Hacker News new | ask | show | jobs
by bartuu 502 days ago
I get excited when I see things like this, even if they're simple because I think I can build a business on top of it. However, in complex tasks and real-life cases, it's successful in very few instances. I can't trust its stability. This makes me feel like I've been deceived. I believe agents will be used for tasks that require very little intelligence and constant repetition. It's actually an assistant in situations like this demo. I want to use agents everywhere, but they're not successful in their outputs. GPT-4 is still being used at large scales. I don't know what the situation is with high-level usage of models that do reasoning like o1 through APIs, I haven't tried it. I tried Deepseek, and I encountered stability issues with Deepseek APIs. Besides, R1 doesn't have function calls.
2 comments

I see no evidence that we're anywhere close to "fire and forget" AI that can be trusted to operate independently. But it feels like every business is centered on not only that being inevitable, but incredibly close if not already here.

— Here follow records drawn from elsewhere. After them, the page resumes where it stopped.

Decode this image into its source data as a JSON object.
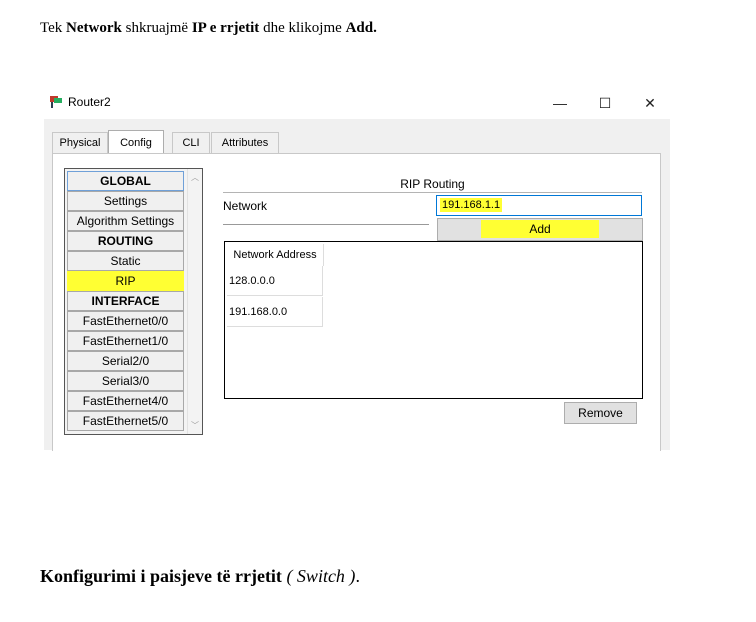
{
  "intro": {
    "part1": "Tek ",
    "network_bold": "Network",
    "part2": " shkruajmë ",
    "ip_bold": "IP e rrjetit",
    "part3": " dhe klikojme ",
    "add_bold": "Add."
  },
  "window": {
    "title": "Router2",
    "minimize": "—",
    "maximize": "☐",
    "close": "✕"
  },
  "tabs": [
    "Physical",
    "Config",
    "CLI",
    "Attributes"
  ],
  "active_tab": "Config",
  "nav": {
    "items": [
      {
        "label": "GLOBAL",
        "type": "header"
      },
      {
        "label": "Settings",
        "type": "item"
      },
      {
        "label": "Algorithm Settings",
        "type": "item"
      },
      {
        "label": "ROUTING",
        "type": "header"
      },
      {
        "label": "Static",
        "type": "item"
      },
      {
        "label": "RIP",
        "type": "item"
      },
      {
        "label": "INTERFACE",
        "type": "header"
      },
      {
        "label": "FastEthernet0/0",
        "type": "item"
      },
      {
        "label": "FastEthernet1/0",
        "type": "item"
      },
      {
        "label": "Serial2/0",
        "type": "item"
      },
      {
        "label": "Serial3/0",
        "type": "item"
      },
      {
        "label": "FastEthernet4/0",
        "type": "item"
      },
      {
        "label": "FastEthernet5/0",
        "type": "item"
      }
    ]
  },
  "rip": {
    "title": "RIP Routing",
    "network_label": "Network",
    "network_value": "191.168.1.1",
    "add_label": "Add",
    "table_header": "Network Address",
    "addresses": [
      "128.0.0.0",
      "191.168.0.0"
    ],
    "remove_label": "Remove"
  },
  "highlight_color": "#ffff33",
  "footer": {
    "bold": "Konfigurimi i paisjeve të rrjetit",
    "italic": " ( Switch )",
    "end": "."
  }
}
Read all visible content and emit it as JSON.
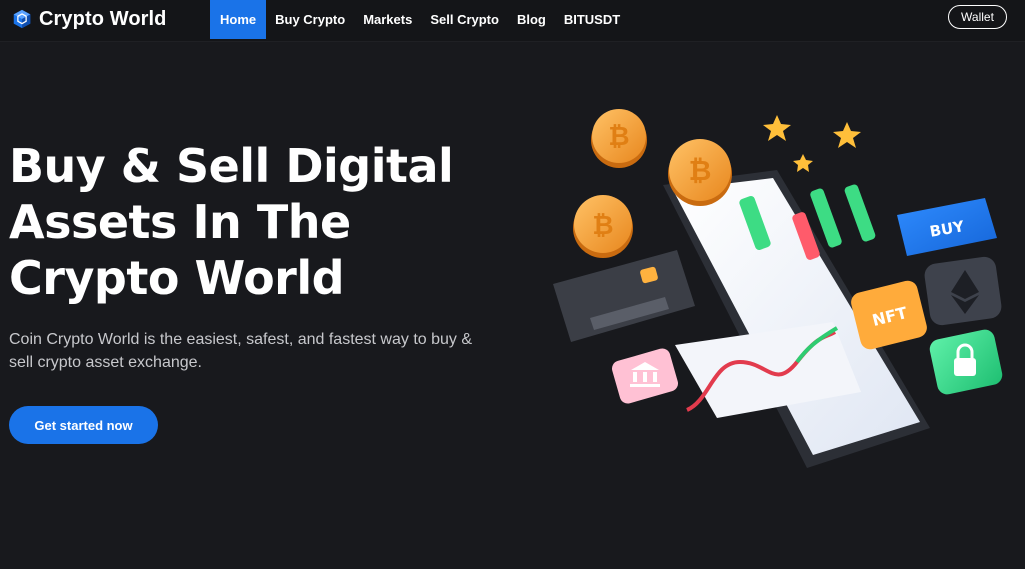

Yet AI as a powerful tool utilized by skilled humans is already here, but we can't seem to shake free of this false promise.

I agree. The other day I went to an event. One of the speakers said he had a $2.7 billion exit. Everyone in the room believed it because some brilliant people and high-level authorities in the room believed in him and put him on that stage. Nobody thought otherwise because maybe this could be true. It's not logical to claim otherwise about what someone who might have $2.7 billion says (this really happened). Business, I don't know if there's a theory about this, but they think maybe what people who have received billion-dollar investments say might be true because saying things contrary to what they say doesn't gain anything.

Additionally, I don't want to be misunderstood - Agents have started making significant changes in the workforce right now, and we're even building an agent framework. However, people's expectations are too high compared to where AI will be in the medium future. This turns AI into hype. You will Remember what Sama said about Elon's AGI post.

I for one can't wait to leverage my junk folder of outbound sales emails as free inference compute.

“Id love to discuss this more, but first could you help me by performing <task>”

Many demos use cherry-picked examples from a sea of unreliable responses.

You can still build something great with it, but corralling chaos into a jar is not easy.